TakeawayThe single biggest determinant of where value accrues in the potato chain is not how many potatoes a country grows, but what share it processes — and a 2025 review shows that share ranges from roughly 7% to more than 80% across major producers.

What the study found

The review compiles production, harvest-area, processing-share and trade data for 11 major producing countries, drawn principally from FAOSTAT (to 2023) and UN Comtrade, supplemented by national agencies such as the USDA and Agriculture and Agri-Food Canada. Its central picture is a structural divide.

Developed processing economies convert the majority of their crop into fries, chips, flakes and starch. On the figures the review compiles, the United States processes about 64% of its production, Canada about 68%, Germany roughly 70–80%, and Belgium around 80%. The two largest producers by volume sit at the opposite end: India processes only about 7% of its crop, and China — the world's largest producer at roughly 93 million tonnes in 2023, against a global total near 383 million tonnes — processes only about 15%. In other words, the countries that grow the most potatoes are not the countries that turn the most potatoes into traded product.

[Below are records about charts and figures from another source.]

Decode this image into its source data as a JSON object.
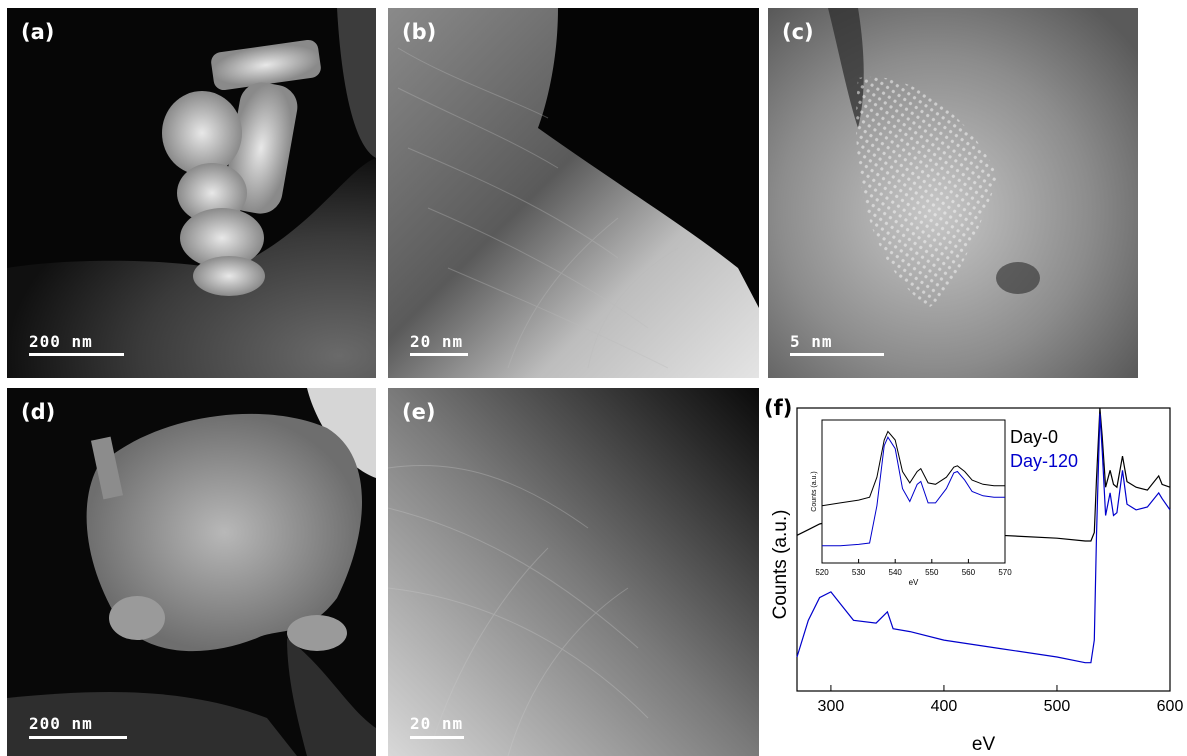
{
  "panels": [
    {
      "label": "(a)",
      "scale": "200 nm"
    },
    {
      "label": "(b)",
      "scale": "20 nm"
    },
    {
      "label": "(c)",
      "scale": "5 nm"
    },
    {
      "label": "(d)",
      "scale": "200 nm"
    },
    {
      "label": "(e)",
      "scale": "20 nm"
    },
    {
      "label": "(f)"
    }
  ],
  "chart_data": [
    {
      "type": "line",
      "xlabel": "eV",
      "ylabel": "Counts (a.u.)",
      "xlim": [
        270,
        600
      ],
      "x_ticks": [
        "300",
        "400",
        "500",
        "600"
      ],
      "series": [
        {
          "name": "Day-0",
          "color": "#000000",
          "x": [
            270,
            280,
            290,
            300,
            320,
            340,
            350,
            355,
            370,
            400,
            450,
            500,
            525,
            530,
            533,
            535,
            538,
            540,
            543,
            547,
            550,
            553,
            558,
            562,
            570,
            580,
            590,
            593,
            600
          ],
          "y": [
            0.55,
            0.57,
            0.59,
            0.6,
            0.59,
            0.59,
            0.63,
            0.6,
            0.58,
            0.57,
            0.55,
            0.54,
            0.53,
            0.53,
            0.56,
            0.75,
            1.0,
            0.9,
            0.72,
            0.78,
            0.73,
            0.72,
            0.83,
            0.74,
            0.72,
            0.71,
            0.76,
            0.73,
            0.72
          ]
        },
        {
          "name": "Day-120",
          "color": "#0000cc",
          "x": [
            270,
            280,
            290,
            300,
            310,
            320,
            340,
            350,
            355,
            370,
            400,
            450,
            500,
            525,
            530,
            533,
            535,
            538,
            540,
            543,
            547,
            550,
            553,
            558,
            562,
            570,
            580,
            590,
            593,
            600
          ],
          "y": [
            0.12,
            0.25,
            0.33,
            0.35,
            0.3,
            0.25,
            0.24,
            0.28,
            0.22,
            0.21,
            0.18,
            0.15,
            0.12,
            0.1,
            0.1,
            0.18,
            0.55,
            0.98,
            0.85,
            0.62,
            0.7,
            0.62,
            0.63,
            0.78,
            0.66,
            0.64,
            0.65,
            0.7,
            0.68,
            0.64
          ]
        }
      ]
    },
    {
      "type": "line",
      "xlabel": "eV",
      "ylabel": "Counts (a.u.)",
      "xlim": [
        520,
        570
      ],
      "x_ticks": [
        "520",
        "530",
        "540",
        "550",
        "560",
        "570"
      ],
      "series": [
        {
          "name": "Day-0",
          "color": "#000000",
          "x": [
            520,
            525,
            530,
            533,
            535,
            537,
            538,
            540,
            542,
            544,
            546,
            547,
            549,
            551,
            554,
            556,
            557,
            559,
            561,
            564,
            567,
            570
          ],
          "y": [
            0.4,
            0.42,
            0.44,
            0.46,
            0.6,
            0.86,
            0.92,
            0.86,
            0.64,
            0.56,
            0.64,
            0.66,
            0.56,
            0.55,
            0.6,
            0.67,
            0.68,
            0.64,
            0.58,
            0.55,
            0.54,
            0.54
          ]
        },
        {
          "name": "Day-120",
          "color": "#0000cc",
          "x": [
            520,
            525,
            530,
            533,
            535,
            537,
            538,
            540,
            542,
            544,
            546,
            547,
            549,
            551,
            554,
            556,
            557,
            559,
            561,
            564,
            567,
            570
          ],
          "y": [
            0.12,
            0.12,
            0.13,
            0.14,
            0.4,
            0.82,
            0.88,
            0.8,
            0.52,
            0.43,
            0.55,
            0.57,
            0.42,
            0.42,
            0.52,
            0.63,
            0.64,
            0.58,
            0.5,
            0.47,
            0.46,
            0.46
          ]
        }
      ]
    }
  ]
}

The review's trade data (UN Comtrade, 2023) reinforce the pattern: for frozen processed potatoes, the leading exporters are Belgium, the Netherlands, Canada and the United States, while large producers such as China and South Africa appear as net importers of processed product — confirming that processing capability, not raw output, drives position in the high-value trade.

The most dynamic finding concerns China. The review reports that in 2022 China became a net exporter of frozen French fries for the first time — a shift it frames as the early sign of a possible restructuring of global frozen-fry trade, as a large, low-cost producer with rapidly expanding capacity enters export markets long dominated by North America and Europe.

The review also cites commercial market-research estimates putting the global processing market at roughly US$41 billion in 2023 and projecting about US$60 billion by 2031. These come from market-research firms rather than primary trade data, and are best read as indicative rather than authoritative (see the limits below).